Appendix: Routing Research#

The router is the unsexiest cost lever and the most valuable. Send every task to Opus and you pay 20x what you need to. Send every task to Haiku and you fail on the ones that needed Opus. Given a task, which model runs it? This appendix surveys the literature and when each approach is worth its engineering.

Three approaches#

Heuristic routers. swarm/routing/router.py takes this path. A triage LLM reads the task, returns JSON, code maps it to a tier. Pros: no training data, readable rules, one file. Cons: every decision costs a small-model call, and rules drift the moment your task mix shifts. The right starting point and for most teams the only router they will ever need.

Learned routers. swarm/routing/learned_router.py shows the next step. Extract hand-engineered features (length, code-block count, imperative-verb count, question words) and train logistic regression on (task, best_model) pairs logged from production. Pros: zero inference cost per call, interpretable weights, one pickle file. Cons: needs labelled data, drifts silently under distribution shift, and the feature engineering caps the ceiling. LearnedRouter keeps the heuristic as a fallback on low-confidence predictions, so the learned ranker is upside and the heuristic is the floor.

RL routers. A policy observes routing decisions and downstream outcomes (eval score, cost, latency), then updates. FrugalGPT (Chen 2023) is the baseline; 2024-2025 work from LMSys and Stanford adds preference learning. The cost is real: a training loop, a reward model you trust, and enough traffic to learn from. Out of scope here but worth tracking.

What the papers say#

Mixture of Agents (Wang 2024) is about aggregation, not routing, but it validates the claim that small specialized models can match or exceed one large model on many tasks if combined right. FrugalGPT (Chen 2023) is the classic cost-reduction paper: sequential cascade from cheap to expensive with a quality gate between stages. The ideas map cleanly onto a router that tries Haiku first and escalates to Sonnet when confidence is low.

When to train a router#

Train a learned router when you have 500 or more logged (task, best_model) pairs, where "best model" is backed by a real metric (eval score, human rating, downstream success), not just the one someone picked. Below that, noise dominates signal. Above that, you start winning the moment you retire the triage LLM call from the hot path.

Gotchas#

Training-data drift. The 500-example set from Q1 is a bad guide to Q3 if a new tier launched mid-quarter.

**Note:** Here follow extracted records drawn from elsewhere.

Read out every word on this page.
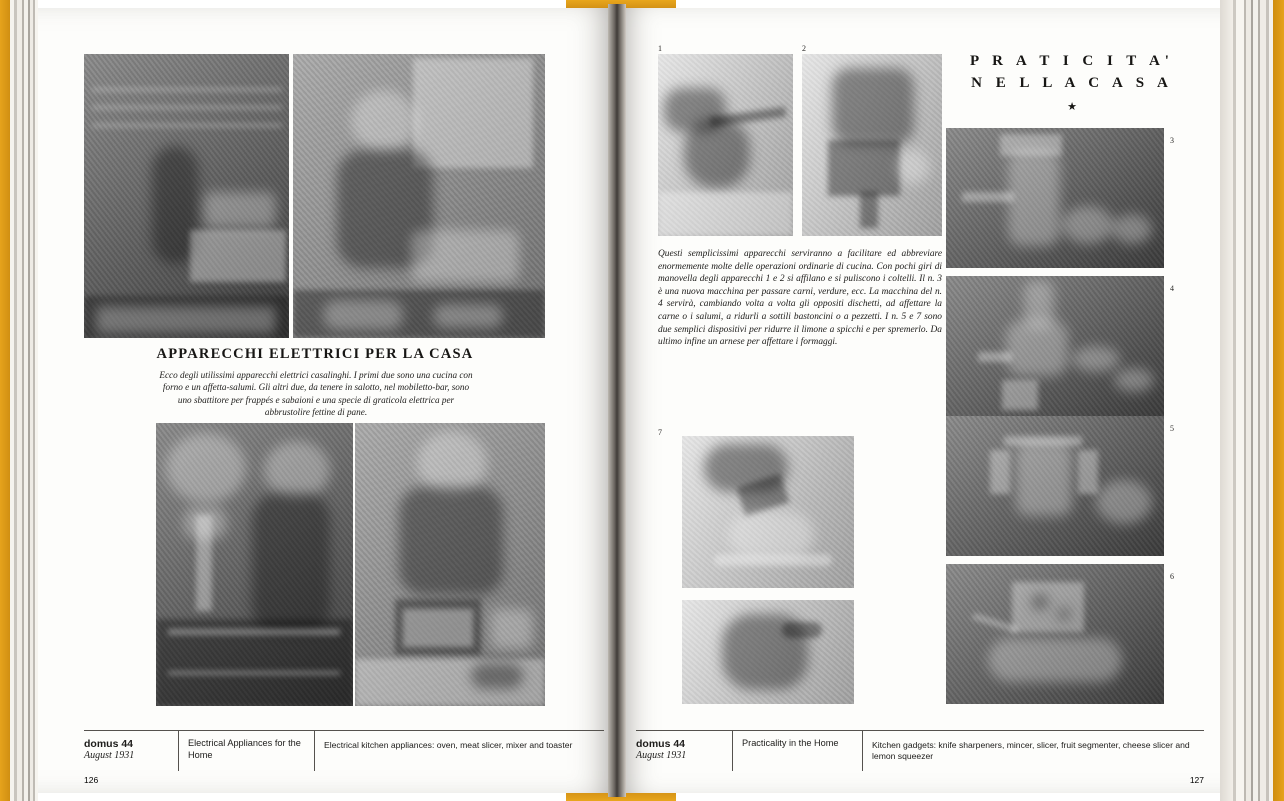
APPARECCHI ELETTRICI PER LA CASA
Ecco degli utilissimi apparecchi elettrici casalinghi. I primi due sono una cucina con forno e un affetta-salumi. Gli altri due, da tenere in salotto, nel mobiletto-bar, sono uno sbattitore per frappés e sabaioni e una specie di graticola elettrica per abbrustolire fettine di pane.
domus 44
August 1931
Electrical Appliances for the Home
Electrical kitchen appliances: oven, meat slicer, mixer and toaster
126
1	2
Questi semplicissimi apparecchi serviranno a facilitare ed abbreviare enormemente molte delle operazioni ordinarie di cucina. Con pochi giri di manovella degli apparecchi 1 e 2 si affilano e si puliscono i coltelli. Il n. 3 è una nuova macchina per passare carni, verdure, ecc. La macchina del n. 4 servirà, cambiando volta a volta gli oppositi dischetti, ad affettare la carne o i salumi, a ridurli a sottili bastoncini o a pezzetti. I n. 5 e 7 sono due semplici dispositivi per ridurre il limone a spicchi e per spremerlo. Da ultimo infine un arnese per affettare i formaggi.
P R A T I C I T A'
N E L L A C A S A
★
3
4
5
6
7
domus 44
August 1931
Practicality in the Home	Kitchen gadgets: knife sharpeners, mincer, slicer, fruit segmenter, cheese slicer and lemon squeezer
127
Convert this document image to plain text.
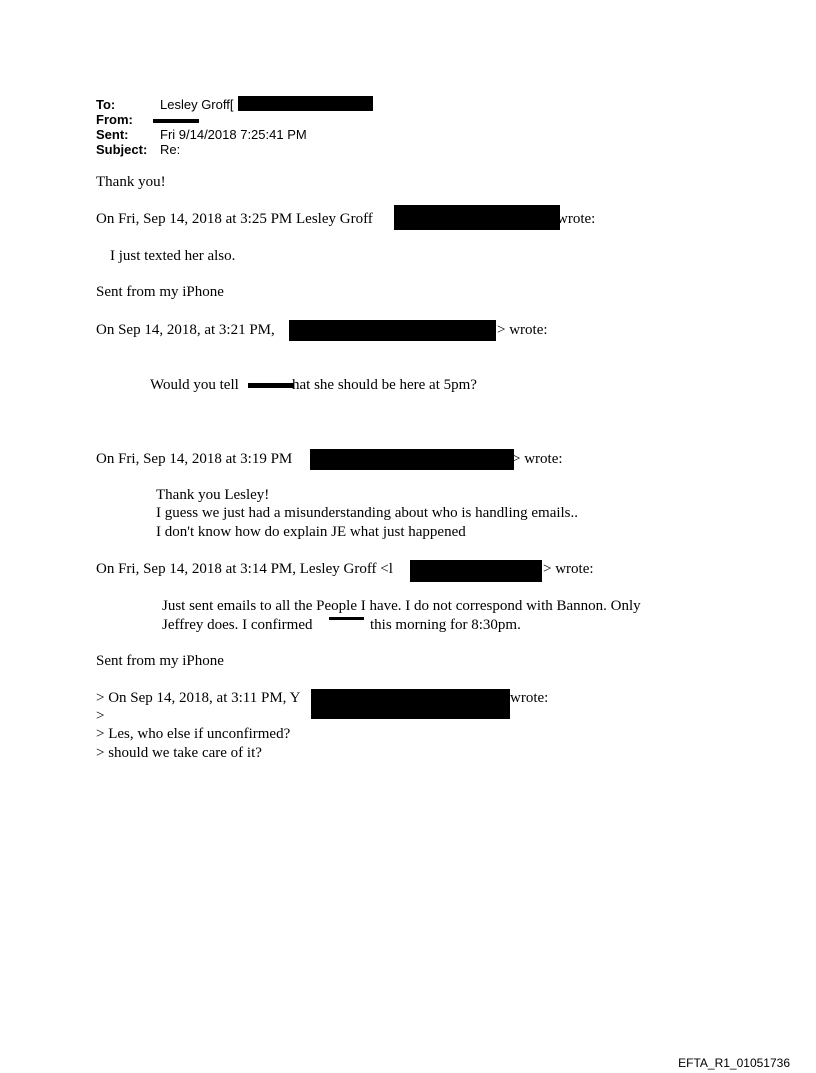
To:	Lesley Groff[
From:
Sent: Fri 9/14/2018 7:25:41 PM
Subject: Re:
Thank you!
On Fri, Sep 14, 2018 at 3:25 PM Lesley Groff	wrote:
I just texted her also.
Sent from my iPhone
On Sep 14, 2018, at 3:21 PM,	> wrote:
Would you tell	hat she should be here at 5pm?
On Fri, Sep 14, 2018 at 3:19 PM	> wrote:
Thank you Lesley!
I guess we just had a misunderstanding about who is handling emails..
I don't know how do explain JE what just happened
On Fri, Sep 14, 2018 at 3:14 PM, Lesley Groff <l	> wrote:
Just sent emails to all the People I have. I do not correspond with Bannon. Only
Jeffrey does. I confirmed	this morning for 8:30pm.
Sent from my iPhone
> On Sep 14, 2018, at 3:11 PM, Y	wrote:
>
> Les, who else if unconfirmed?
> should we take care of it?
EFTA_R1_01051736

Retrain on rolling windows (last 90 days) and re-evaluate monthly. LearnedRouter's save/load is cheap on purpose.

Class imbalance. Medium-tier routes dominate: 70-80 percent of tasks are "just use the standard model." Default logistic regression handles this poorly at the tail. Use class_weight="balanced" or oversample the minority before fit(). Otherwise your router routes every task to the dominant class.

Eval pollution. Never train on a task that also appears in your eval set. Obvious in theory, violated in practice every single time. Maintain a holdout of production-like queries that is never part of training data.

Confidence calibration. Raw predict_proba is not well calibrated on small data. A "0.72 confidence" may be right 55 percent of the time. If the threshold matters (it does, because it gates the fallback), run Platt scaling or isotonic regression. Until then, treat it as a knob, not a measurement.